I could feel the deep connection to the words Margaret spoke. She picked up the small flowers blooming, showing how the yellow pollen falls off easily and told us her people used this to make dyes. I hadn’t even noticed the wild strawberries surrounding us until she pointed them out. It made me want to slow down and notice all these small details.
We headed farther south into the park and to picturesque Beaver Mines Lake. We picked a nice day use spot for Jordan No Chief to tell us about the importance of the Castle area to him.
As a flock of geese flew overhead he said: “We invite all people to come share the beauty this part of Alberta holds. This is one of the last remaining natural wild lands in the region. This is the traditional land upon which we hunted and fished, I am pleased to see it now protected as a provincial park.”
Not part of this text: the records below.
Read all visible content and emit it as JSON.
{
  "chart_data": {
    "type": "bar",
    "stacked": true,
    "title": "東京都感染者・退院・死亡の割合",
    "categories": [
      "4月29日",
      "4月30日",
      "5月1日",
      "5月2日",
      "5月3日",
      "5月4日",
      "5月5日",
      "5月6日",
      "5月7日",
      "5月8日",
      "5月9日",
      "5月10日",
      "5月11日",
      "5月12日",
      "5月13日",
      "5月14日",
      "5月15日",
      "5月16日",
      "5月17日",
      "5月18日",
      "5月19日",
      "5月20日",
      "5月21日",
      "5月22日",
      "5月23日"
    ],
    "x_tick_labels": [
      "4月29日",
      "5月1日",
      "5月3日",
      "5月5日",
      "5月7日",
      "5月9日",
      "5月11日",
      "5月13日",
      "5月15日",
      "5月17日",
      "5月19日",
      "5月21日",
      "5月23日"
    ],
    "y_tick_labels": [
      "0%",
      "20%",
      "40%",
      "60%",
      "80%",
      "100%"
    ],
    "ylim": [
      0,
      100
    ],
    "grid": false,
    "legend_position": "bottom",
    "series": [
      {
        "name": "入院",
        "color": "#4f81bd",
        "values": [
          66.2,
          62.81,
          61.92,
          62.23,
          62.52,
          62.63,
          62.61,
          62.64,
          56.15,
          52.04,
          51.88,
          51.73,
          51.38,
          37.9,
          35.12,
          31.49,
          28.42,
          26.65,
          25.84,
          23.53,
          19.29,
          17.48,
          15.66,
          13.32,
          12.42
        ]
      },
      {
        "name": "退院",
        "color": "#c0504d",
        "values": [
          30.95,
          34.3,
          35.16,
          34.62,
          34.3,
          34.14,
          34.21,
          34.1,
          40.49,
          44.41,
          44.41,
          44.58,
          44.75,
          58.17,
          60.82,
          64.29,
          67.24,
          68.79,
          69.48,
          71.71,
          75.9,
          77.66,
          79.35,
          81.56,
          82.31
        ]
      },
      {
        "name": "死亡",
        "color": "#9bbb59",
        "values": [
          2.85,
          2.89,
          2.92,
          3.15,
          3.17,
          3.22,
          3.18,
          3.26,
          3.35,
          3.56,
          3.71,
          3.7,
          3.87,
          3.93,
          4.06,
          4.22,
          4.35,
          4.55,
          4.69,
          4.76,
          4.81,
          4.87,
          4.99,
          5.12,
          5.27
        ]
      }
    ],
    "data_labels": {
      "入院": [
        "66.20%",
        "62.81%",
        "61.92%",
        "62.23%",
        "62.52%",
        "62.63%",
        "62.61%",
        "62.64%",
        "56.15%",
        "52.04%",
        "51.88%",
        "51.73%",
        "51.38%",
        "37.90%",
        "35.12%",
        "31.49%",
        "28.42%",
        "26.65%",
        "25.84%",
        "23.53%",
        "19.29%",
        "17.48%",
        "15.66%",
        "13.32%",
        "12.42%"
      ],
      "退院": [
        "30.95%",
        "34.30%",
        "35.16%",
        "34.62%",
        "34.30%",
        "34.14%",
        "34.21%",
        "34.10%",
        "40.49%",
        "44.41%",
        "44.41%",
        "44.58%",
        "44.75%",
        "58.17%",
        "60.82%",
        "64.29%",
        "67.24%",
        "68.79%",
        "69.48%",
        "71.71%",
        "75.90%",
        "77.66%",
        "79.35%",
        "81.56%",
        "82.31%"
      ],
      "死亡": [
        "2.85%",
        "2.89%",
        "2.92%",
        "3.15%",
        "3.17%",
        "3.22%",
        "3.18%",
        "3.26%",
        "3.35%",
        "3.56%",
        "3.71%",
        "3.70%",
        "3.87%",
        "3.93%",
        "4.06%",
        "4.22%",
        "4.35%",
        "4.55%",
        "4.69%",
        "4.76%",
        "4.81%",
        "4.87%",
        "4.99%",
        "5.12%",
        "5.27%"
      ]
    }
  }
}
Listening to the words of the Piikani First Nation elders you can’t help but want to protect and love places like this. I learned from Margaret that the popular hiking route to massive Table Mountain standing behind us was where she went as a young girl with her mother and grandmother. It was there they would go for a vision quest and ask the Creator to show them their path.
We said our goodbyes with Margaret and Jordan so that we could continue to explore a few other parts of the park. Such a large park with endless opportunities, there are four campgrounds, a group camp, and plenty of rustic camping areas to choose from.